鉄仮面CEOの溺愛は待ったなし!~“妻業”始めたはずが、旦那様が甘やかし過剰です~
 そう言って玲司さんが近づいてくる。
 ……それは私の仕事では?ときょとんとしていると、彼が私の背中にぴったりとくっつくようにしてミルを持つ私の手に触れる。ま、まるで後ろから抱きしめられているみたい!

「しゃ、しゃしゃ社長?」

 頬に熱が集まる。視線を落とせば、私の手はすっぽりと彼の大きな手に包まれている。
 背中にはたくましい玲司さんの胸板が……っ!

 なにこれなんのご褒美?
 ときめきなのか緊張なのか、呼吸がうまくできない!

「……心春。俺がこんなふうに君に触れるのは、嫌じゃないか?」

 耳が蕩け落ちるかと思った。それほどまでに甘い声で、いま彼がビジネスモードでないことが呼び方からでもわかる。

「も、もちろんです……っ」

 だ、だめだ。心臓がどきどきしすぎて息苦しい。
 だって玲司さんが近い。体温をはっきりと感じるし、整髪料だろうもののいい匂いがする。
 なにしろ玲司さんは香水をお好みにならないので……と緊張しすぎて玲司さん豆知識に意識を馳せてしまう。

 ああ推しが、推しが近いです! 神様!

「本当に?」

 玲司さんがそっと私の頭に頬を寄せた。
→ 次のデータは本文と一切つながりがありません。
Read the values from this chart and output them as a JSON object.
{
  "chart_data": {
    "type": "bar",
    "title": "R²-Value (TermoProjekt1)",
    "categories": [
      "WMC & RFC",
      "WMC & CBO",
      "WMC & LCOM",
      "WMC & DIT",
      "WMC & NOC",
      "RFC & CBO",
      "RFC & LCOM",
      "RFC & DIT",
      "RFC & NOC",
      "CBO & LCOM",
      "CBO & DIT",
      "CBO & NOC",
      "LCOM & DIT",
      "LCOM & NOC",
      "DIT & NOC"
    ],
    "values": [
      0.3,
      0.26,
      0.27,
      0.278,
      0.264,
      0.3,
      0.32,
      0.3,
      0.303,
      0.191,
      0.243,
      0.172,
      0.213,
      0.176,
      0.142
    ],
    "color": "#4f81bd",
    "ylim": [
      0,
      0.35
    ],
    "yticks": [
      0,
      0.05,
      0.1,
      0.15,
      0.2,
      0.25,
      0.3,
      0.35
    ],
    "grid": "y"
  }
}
きゅんがとまらない、ときめき死する!

「ほ、本当です本当です……っ」
「そうか」

 少し、ほっとした様子で玲司さんは呟く。

「君が田代にされていたことを考えると、安易な身体的接触はやめた方がいいと思っていたんだ。もし少しでも恐怖や嫌悪感があるのなら、許可が出るまでもうこんなことはしない」

 田代というのは私にパワハラとセクハラを繰り返していたかつての課長だ。

「そ、そんな」

 私は彼の腕の中で振り向き、必死で言葉にする。

「玲司さんはあんな人とは違います……っ」
「そうか」

 玲司さんはそう言って、柔らかく目を細めた。

「それならば、触れてもいいんだな」
「もちろんですっ。玲司さんにならなにをされようと、わたくし幸福です」

 勢いよく答えると、玲司さんは目を瞠り、それから小さく眉を寄せた。

「君、絶対にそれ他の男の前で言うなよ」
「言うわけがないじゃないですか、わたくし他の男性に触れられたくはありません」

 あれ、なんで玲司さんは平気なんだろう。まあ尊敬の念が嫌悪を大幅に上回るからだろう……ってそもそも玲司さんに嫌悪感なんて持ちようがない。